3. Time

3.1 Defining ' Time'

Dora Panayotova [Dora.Panayotova@ruhr-uni-bochum.de]

' quid est ergo tempus?' inquired St. Augustine in his Confessions. ' si nemo ex me quaerat, scio; si quaerenti explicare velim, nescio' (Augustinus,  239.). In any time people were confronted with the same question. Time is the most characteristic mode of our experience and one of the necessary orientation poles for the human being. It is inseparable from the concept of the self and is particularly significant to man because what we call self, person, or individual is experienced and known only against the succession of temporal moments and changes constituting his biography.

It is not easy to avoid ambiguities when defining time and it is almost impossible to find a universal definition of it. The most appropriate interpretation offered by the Oxford English Dictionary discusses time as a limited stretch or space of continued existence.

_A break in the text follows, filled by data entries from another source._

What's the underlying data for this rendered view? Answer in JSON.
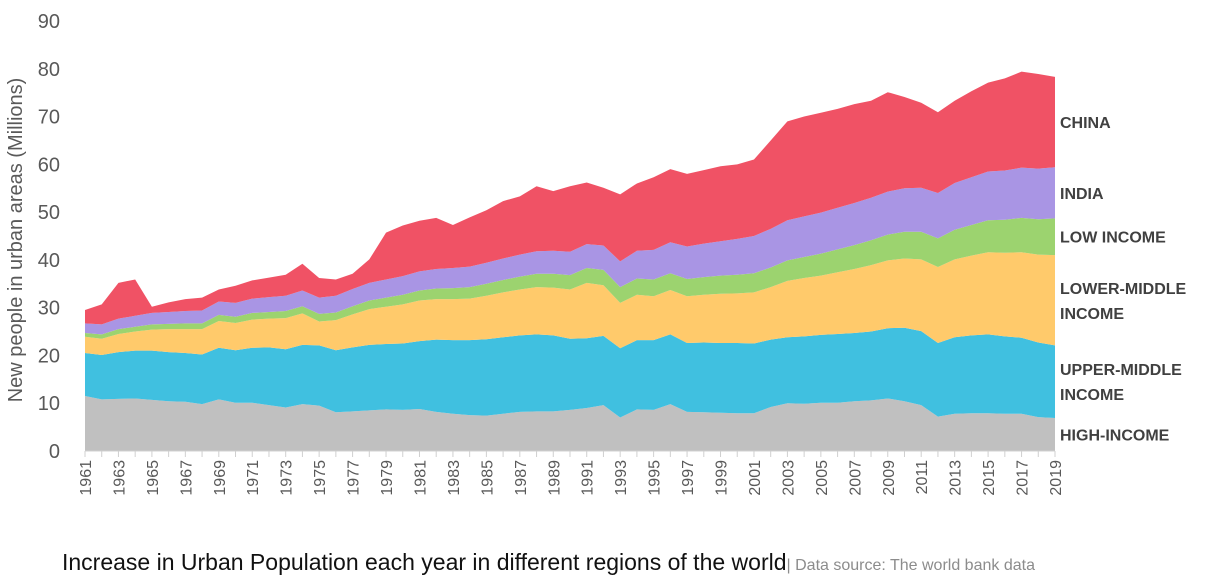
{
  "chart_data": {
    "type": "area",
    "stacked": true,
    "title": "Increase in Urban Population each year in different regions of the world",
    "source": "| Data source: The world bank data",
    "ylabel": "New people in urban areas (Millions)",
    "xlabel": "",
    "ylim": [
      0,
      90
    ],
    "yticks": [
      0,
      10,
      20,
      30,
      40,
      50,
      60,
      70,
      80,
      90
    ],
    "x_start": 1961,
    "x_end": 2019,
    "xtick_labels": [
      "1961",
      "1963",
      "1965",
      "1967",
      "1969",
      "1971",
      "1973",
      "1975",
      "1977",
      "1979",
      "1981",
      "1983",
      "1985",
      "1987",
      "1989",
      "1991",
      "1993",
      "1995",
      "1997",
      "1999",
      "2001",
      "2003",
      "2005",
      "2007",
      "2009",
      "2011",
      "2013",
      "2015",
      "2017",
      "2019"
    ],
    "grid": false,
    "legend": "labels at right end of series",
    "series": [
      {
        "name": "HIGH-INCOME",
        "color": "#c0c0c0",
        "values": [
          11.5,
          10.8,
          10.9,
          11.0,
          10.7,
          10.4,
          10.3,
          9.8,
          10.8,
          10.1,
          10.1,
          9.6,
          9.1,
          9.8,
          9.5,
          8.1,
          8.3,
          8.5,
          8.7,
          8.6,
          8.8,
          8.2,
          7.8,
          7.5,
          7.4,
          7.8,
          8.2,
          8.3,
          8.3,
          8.6,
          9.0,
          9.6,
          7.0,
          8.7,
          8.6,
          9.8,
          8.2,
          8.1,
          8.0,
          7.9,
          7.9,
          9.2,
          10.0,
          9.9,
          10.1,
          10.1,
          10.4,
          10.6,
          11.0,
          10.4,
          9.6,
          7.2,
          7.8,
          7.9,
          7.9,
          7.8,
          7.8,
          7.1,
          6.9
        ]
      },
      {
        "name": "UPPER-MIDDLE INCOME",
        "color": "#40c0e0",
        "values": [
          9.0,
          9.3,
          9.8,
          10.0,
          10.3,
          10.3,
          10.2,
          10.4,
          10.8,
          11.0,
          11.5,
          12.1,
          12.2,
          12.4,
          12.6,
          13.0,
          13.4,
          13.7,
          13.7,
          13.9,
          14.2,
          15.1,
          15.4,
          15.7,
          16.0,
          16.0,
          16.0,
          16.1,
          15.9,
          14.9,
          14.6,
          14.5,
          14.5,
          14.5,
          14.6,
          14.6,
          14.4,
          14.6,
          14.6,
          14.7,
          14.6,
          14.1,
          13.8,
          14.1,
          14.2,
          14.4,
          14.3,
          14.4,
          14.7,
          15.4,
          15.5,
          15.4,
          16.0,
          16.3,
          16.5,
          16.2,
          15.9,
          15.6,
          15.2
        ]
      },
      {
        "name": "LOWER-MIDDLE INCOME",
        "color": "#ffca6b",
        "values": [
          3.4,
          3.4,
          3.8,
          4.0,
          4.4,
          4.8,
          5.0,
          5.3,
          5.6,
          5.7,
          5.9,
          6.0,
          6.5,
          6.6,
          5.0,
          6.3,
          6.9,
          7.5,
          7.8,
          8.2,
          8.5,
          8.5,
          8.6,
          8.7,
          9.1,
          9.4,
          9.6,
          9.9,
          10.0,
          10.3,
          11.6,
          10.6,
          9.5,
          9.5,
          9.2,
          9.3,
          9.8,
          10.0,
          10.3,
          10.4,
          10.7,
          11.0,
          11.8,
          12.2,
          12.4,
          12.9,
          13.4,
          13.9,
          14.2,
          14.5,
          15.0,
          15.9,
          16.3,
          16.7,
          17.2,
          17.5,
          17.9,
          18.4,
          18.9
        ]
      },
      {
        "name": "LOW INCOME",
        "color": "#9cd36f",
        "values": [
          0.8,
          0.9,
          1.0,
          1.0,
          1.1,
          1.1,
          1.2,
          1.2,
          1.3,
          1.3,
          1.4,
          1.4,
          1.5,
          1.5,
          1.6,
          1.6,
          1.7,
          1.8,
          1.9,
          2.0,
          2.1,
          2.2,
          2.3,
          2.4,
          2.5,
          2.6,
          2.7,
          2.8,
          2.9,
          3.0,
          3.1,
          3.2,
          3.3,
          3.4,
          3.5,
          3.5,
          3.6,
          3.7,
          3.8,
          3.9,
          4.0,
          4.1,
          4.3,
          4.4,
          4.6,
          4.8,
          5.0,
          5.2,
          5.4,
          5.6,
          5.8,
          6.0,
          6.2,
          6.4,
          6.7,
          6.9,
          7.2,
          7.4,
          7.7
        ]
      },
      {
        "name": "INDIA",
        "color": "#a995e4",
        "values": [
          2.0,
          2.1,
          2.2,
          2.3,
          2.4,
          2.5,
          2.6,
          2.7,
          2.8,
          2.9,
          3.0,
          3.1,
          3.2,
          3.3,
          3.4,
          3.5,
          3.6,
          3.7,
          3.8,
          3.9,
          4.0,
          4.1,
          4.2,
          4.3,
          4.4,
          4.5,
          4.6,
          4.7,
          4.8,
          4.9,
          5.0,
          5.1,
          5.4,
          5.8,
          6.2,
          6.5,
          6.8,
          7.0,
          7.2,
          7.5,
          7.8,
          8.1,
          8.4,
          8.5,
          8.6,
          8.7,
          8.8,
          8.9,
          9.0,
          9.1,
          9.2,
          9.5,
          9.8,
          10.0,
          10.2,
          10.3,
          10.5,
          10.6,
          10.7
        ]
      },
      {
        "name": "CHINA",
        "color": "#f05265",
        "values": [
          2.8,
          4.2,
          7.5,
          7.6,
          1.3,
          2.0,
          2.5,
          2.7,
          2.5,
          3.6,
          3.8,
          4.1,
          4.4,
          5.6,
          4.1,
          3.4,
          3.2,
          4.9,
          9.8,
          10.6,
          10.6,
          10.7,
          9.0,
          10.3,
          11.0,
          12.0,
          12.2,
          13.6,
          12.5,
          13.7,
          12.9,
          12.1,
          14.0,
          14.1,
          15.2,
          15.3,
          15.2,
          15.4,
          15.7,
          15.6,
          16.0,
          18.5,
          20.7,
          20.9,
          20.9,
          20.7,
          20.7,
          20.3,
          20.8,
          19.1,
          17.8,
          16.9,
          17.2,
          18.0,
          18.6,
          19.3,
          20.1,
          19.8,
          18.9
        ]
      }
    ]
  }
}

The word ' limited' , however, excludes time theories that consider time an aspect of eternity. The Encyclopaedia Britannica' s definition explains time as ' a general term for the conscious experience of duration' , i.e., currents of events in sequence. Such an interpretation eliminates the differentiation between eternity and temporality but opens up a place for a new discussion. Authors in any epoch did not hesitate to write about unreal events introducing an imaginative concept of time which as such cannot be described as conscious. In discussing this complicated matter Davis states that the difficulty in defining time arises from ' the always hampering fact that no phenomenal object or process can be defined in terms of itself' (Davis, 1.). He introduces the term ' climates of opinion' , with which he labels any predominant concept of time in any particular period of history and argues that the perception of the real happenings depends on the conventions appropriate to the climate of opinion in which the author lived or is still living. From the interesting and/or important thoughts of an age, their range, variety and content, one can arrive at the climate of opinion by which they are moulded. This process was called kollektive Zeitbewertung by Julius Fraser.

References

Augustinus. Confessions. London: Harvard University Press, 1961.

Davis, Edward. The Concept of Time in Literary Studies. Port Elizabeth: University of Port Elizabeth, 1973.

Fraser, Julius T. Die Zeit: vertraut und fremd. Basel: Birkhäuser Verlag, 1988.